Senate President Wil Weston responded, “given our university’s commitment to diversity, equity and inclusion … some senators are proposing a policy change that would require diversity statements to be part of the RTP processes moving forward.” Obviously, this answer ignores the fact that the diversity statement has been “required” for the last two years. Next, a dean incorrectly implied that the normal procedure of submitting proposed faculty evaluation changes to a senate vote was somehow unnecessary because the Senate Diversity, Equity and Inclusion Committee had recommended the change. (The administration cannot change policy based solely on a committee’s recommendation). Finally, Brooks inaccurately characterised this policy change as merely a change in format: “Forms may be changed on request from faculty or Senate committees. The statements were mandatory as per the form, not Senate policy.” After that incoherent hairsplitting, if anyone still doubted that this was, on the contrary, a substantive change, those doubts were resolved when Brooks provided guidelines stating that faculty evaluation committees should each include an “equity monitor,” one of whose tasks is “to make sure the Diversity Statement is read and heard.”

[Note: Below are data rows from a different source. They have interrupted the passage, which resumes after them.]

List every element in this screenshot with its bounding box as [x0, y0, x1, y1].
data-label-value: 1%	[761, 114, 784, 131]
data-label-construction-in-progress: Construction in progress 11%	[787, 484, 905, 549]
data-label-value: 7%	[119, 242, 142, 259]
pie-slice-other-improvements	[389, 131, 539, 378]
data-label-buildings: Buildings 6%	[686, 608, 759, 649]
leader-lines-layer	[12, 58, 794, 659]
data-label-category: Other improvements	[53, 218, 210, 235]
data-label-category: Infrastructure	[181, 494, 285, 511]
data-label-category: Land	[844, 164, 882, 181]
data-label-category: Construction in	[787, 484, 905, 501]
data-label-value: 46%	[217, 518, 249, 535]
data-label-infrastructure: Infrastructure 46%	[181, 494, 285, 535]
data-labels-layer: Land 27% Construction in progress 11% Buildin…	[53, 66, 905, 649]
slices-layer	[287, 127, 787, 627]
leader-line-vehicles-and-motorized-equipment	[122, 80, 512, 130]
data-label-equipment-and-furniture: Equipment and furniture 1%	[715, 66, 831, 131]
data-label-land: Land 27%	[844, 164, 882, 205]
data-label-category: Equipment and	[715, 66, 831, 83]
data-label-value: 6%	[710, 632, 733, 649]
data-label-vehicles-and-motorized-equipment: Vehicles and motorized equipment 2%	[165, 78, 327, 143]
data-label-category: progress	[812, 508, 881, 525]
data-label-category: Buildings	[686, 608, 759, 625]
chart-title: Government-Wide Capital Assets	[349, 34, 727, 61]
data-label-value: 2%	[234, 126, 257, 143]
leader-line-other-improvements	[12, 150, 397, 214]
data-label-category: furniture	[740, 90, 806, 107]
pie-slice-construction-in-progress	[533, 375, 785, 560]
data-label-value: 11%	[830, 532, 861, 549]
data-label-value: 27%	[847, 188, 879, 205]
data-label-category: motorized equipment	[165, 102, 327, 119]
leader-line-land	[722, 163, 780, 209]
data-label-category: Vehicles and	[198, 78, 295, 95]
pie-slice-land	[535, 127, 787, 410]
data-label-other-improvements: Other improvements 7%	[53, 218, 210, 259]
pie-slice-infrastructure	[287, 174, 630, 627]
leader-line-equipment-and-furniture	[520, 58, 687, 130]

Regardless of how one feels about diversity statements, the fact that the administration imposed this requirement should alarm all faculty. If we allow an administrator to unilaterally alter the evaluation criteria, we are implicitly abandoning the traditional devotion to democracy in favour of top-down rulemaking. A precedent has been set whereby administrators can change retention, promotion and tenure policies without any input from the faculty as a whole. If administrators can make one such change by fiat without being held accountable, what other changes will they make in the future?
Presumably, some faculty members were troubled by this assertion of administrative authority because it contradicts not only SDSU’s explicit commitment to shared governance, but also its commitment to academic freedom and to providing students with “the widest possible range of viewpoints” (I’m quoting from the SDSU Senate Policy File). Yet most remained silent. And that is the most worrisome aspect of this affair. On the one hand, many professors feel free to express alarm at the embrace of illiberal democracy by politically conservative governments—such as the recent spate of new voter-suppression laws or legislatures forbidding the teaching of “divisive concepts” in state colleges and universities. On the other hand, when the same illiberalism sprouts in our own backyard—when an administrator imposes a rule that squelches intellectual diversity—few speak up.
People have different reasons for staying silent: some agree with the change, and do not care that it was imposed from above; some may dislike it but don’t want to burn their bridges with administrators (perhaps hoping to become administrators themselves); some fear retaliation—or even being cancelled, which has happened at SDSU—and some (perhaps most) assume that the change won’t have any practical effect on them.
But anyone who thinks this change does not matter is mistaken. Mandating a diversity-equity-inclusion loyalty oath is an authoritarian compelling of speech that, ironically, makes our community less intellectually diverse and less inclusive. In place of intellectual freedom, a compulsory diversity statement nudges faculty, gently but firmly, into ideological conformity. If we accept this imposition without protest, where will our silence lead?
We should not forget that those who mandate certain types of speech usually end up proscribing others.